Based on the experience in this phase III study, the routine use of diuretics during rhIL-11 therapy is not recommended, although their temporary use to alleviate edema may be indicated in some patients. If diuretic therapy is indicated, a potassium-sparing diuretic should be used and serum electrolyte levels and fluid balance should be monitored closely, as in any patient receiving a diuretic. During the phase III study, the development of severe hypokalemia (serum potassium concentrations £ 2.8 mEq/L) resulted in two fatalities.
Hypokalemia has not been shown to be attributed to treatment with rhIL-11. In healthy volunteers receiving a dose of 25 µg/kg, rhIL-11 treatment does not cause potassium depletion, and rhIL-11 has not been associated with hypokalemia in patients with cancer in studies where diuretic therapy was neither encouraged nor recommended.[1,3] These findings underscore the importance of close monitoring of patients with cancer, as they often receive many therapies that complicate treatment.

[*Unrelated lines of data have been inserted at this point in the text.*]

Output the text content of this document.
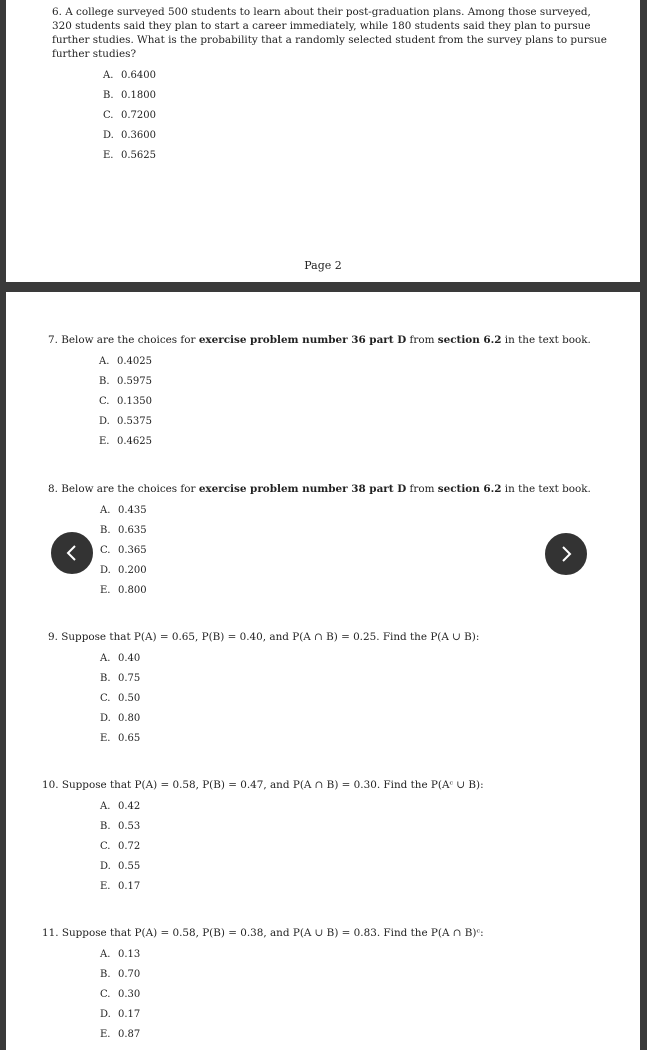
6. A college surveyed 500 students to learn about their post-graduation plans. Among those surveyed, 320 students said they plan to start a career immediately, while 180 students said they plan to pursue further studies. What is the probability that a randomly selected student from the survey plans to pursue further studies?

A. 0.6400
B. 0.1800
C. 0.7200
D. 0.3600
E. 0.5625
Page 2

7. Below are the choices for exercise problem number 36 part D from section 6.2 in the text book.

A. 0.4025
B. 0.5975
C. 0.1350
D. 0.5375
E. 0.4625

8. Below are the choices for exercise problem number 38 part D from section 6.2 in the text book.

A. 0.435
B. 0.635
C. 0.365
D. 0.200
E. 0.800

9. Suppose that P(A) = 0.65, P(B) = 0.40, and P(A ∩ B) = 0.25. Find the P(A ∪ B):

A. 0.40
B. 0.75
C. 0.50
D. 0.80
E. 0.65

10. Suppose that P(A) = 0.58, P(B) = 0.47, and P(A ∩ B) = 0.30. Find the P(Aᶜ ∪ B):

A. 0.42
B. 0.53
C. 0.72
D. 0.55
E. 0.17

11. Suppose that P(A) = 0.58, P(B) = 0.38, and P(A ∪ B) = 0.83. Find the P(A ∩ B)ᶜ:

A. 0.13
B. 0.70
C. 0.30
D. 0.17
E. 0.87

As in the phase II controlled trials, the majority of adverse events in the phase III trial were mild or moderate in severity (grade 1 or 2) and resolved without sequelae after discontinuation of the study drug. Most adverse events were considered to be due to the administration of chemotherapy or the patients underlying disease. There were no significant differences between the rhIL-11 and placebo treatment groups in the overall incidence of grade 3 and 4 adverse events (36% [rhIL-11] and 38% [placebo]). However, the incidence of grade 3 or 4 chills was reported significantly (P = .04) more frequently in the placebo group (n = 3, 7%) than in the rhIL-11 group (n = 0). In addition, the only episodes of grade 3 or 4 gastrointestinal hemorrhage (two patients) or pulmonary infarct (one patient) occurred in the placebo group.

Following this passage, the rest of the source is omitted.